For the record, according to Article 1218 of the Civil Code, force majeure is characterized cumulatively by:
The mere existence of an outbreak is not in itself sufficient to constitute force majeure. In any event, the above conditions must be respected.
In the past, French case law has had occasion to rule out the classification of force majeure invoked on the grounds of an epidemic (i) when there was no causal link between the Ebola virus and the decline in the company's activity1, (ii) when the Ebola virus had not made the performance of the obligations impossible2, (iii) when the Dengue fever epidemic was recurrent and therefore foreseeable3, and (iv) when the presence of the H1N1 virus had been widely announced even before the implementation of health regulations4.
It will be incumbent on the contractor who invokes it to demonstrate that the conditions of force majeure are met, and in particular the impossibility of implementing appropriate measures enabling the performance of its obligations, as well as the causal link between the Coronavirus and the impossibility of performing its obligations.
With regard to unforeseeability, it could be considered that this condition is met for contracts entered into before the declaration of the spread of the virus. For contracts entered into on or after that date, it could be argued against the party invoking force majeure that the condition of unforeseeability is not met.
It is important to note that the parties remain free to adjust the definition of force majeure in their contract, specifying what will be expressly considered or not as a case of force majeure by the parties. Reference could be made here to a more general notion, such as "any epidemic affecting the performance of the contract" or a specific virus, such as COVID-19.
According to the provisions of article 1218 paragraph 2 of the Civil Code: "If the impediment is temporary, performance of the obligation is suspended unless the resulting delay justifies termination of the contract. If the impediment is definitive, the contract is automatically terminated and the parties are discharged from their obligations".
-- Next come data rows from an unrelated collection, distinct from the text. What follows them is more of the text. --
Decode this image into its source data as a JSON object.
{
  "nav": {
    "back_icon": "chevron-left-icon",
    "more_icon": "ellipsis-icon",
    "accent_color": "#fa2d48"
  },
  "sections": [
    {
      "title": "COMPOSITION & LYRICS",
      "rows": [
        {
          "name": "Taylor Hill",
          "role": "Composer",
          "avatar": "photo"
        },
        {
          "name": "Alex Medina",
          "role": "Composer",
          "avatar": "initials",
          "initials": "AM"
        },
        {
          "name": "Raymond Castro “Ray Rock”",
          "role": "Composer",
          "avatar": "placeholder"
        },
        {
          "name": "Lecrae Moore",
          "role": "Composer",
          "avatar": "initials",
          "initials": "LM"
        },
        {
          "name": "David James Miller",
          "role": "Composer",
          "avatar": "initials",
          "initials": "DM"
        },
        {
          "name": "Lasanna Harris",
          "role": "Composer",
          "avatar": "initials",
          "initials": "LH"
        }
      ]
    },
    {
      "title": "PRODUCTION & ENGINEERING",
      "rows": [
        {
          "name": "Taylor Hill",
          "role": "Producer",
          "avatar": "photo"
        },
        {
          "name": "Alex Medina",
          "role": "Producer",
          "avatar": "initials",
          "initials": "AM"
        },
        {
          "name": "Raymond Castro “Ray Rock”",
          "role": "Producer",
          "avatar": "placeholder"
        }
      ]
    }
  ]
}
In contrast to the Civil Code, which does not provide for a precise time limit to distinguish a temporary impediment from a definitive impediment, force majeure clauses very frequently stipulate a time limit beyond which either party may freely terminate the contract, after a period of negotiation to avoid termination. In view of the above, a force majeure clause should provide for a period of time appropriate to the stakes of the transaction and the interests of the parties before authorising termination of the contract.
If the COVID-19 is likely to constitute a cause of force majeure according to article 1218, it should be considered that certain companies will try to invoke a case of unforeseen circumstances, allowing the parties to renegotiate their contract under the conditions of article 1195 of the Civil Code. We speak of an unforeseeable event only if performance of the obligation has not been made impossible, but only more difficult by the debtor, either because he will obtain in return only a performance whose value will have considerably diminished, or because performance, without being impossible, will require greater effort on his part, and a longer period of time than was envisaged. Unforeseeability is therefore intended to play a preventive role, since the risk of annihilation or revision of the contract by the judge should encourage the parties to negotiate5.
However, it is recalled that the parties may contractually exclude the application of Article 1195 of the Civil Code relating to unforeseen circumstances or may adjust its conditions of application, in particular by adjusting the conditions of renegotiation and recourse to the judge for revision / termination of the contract.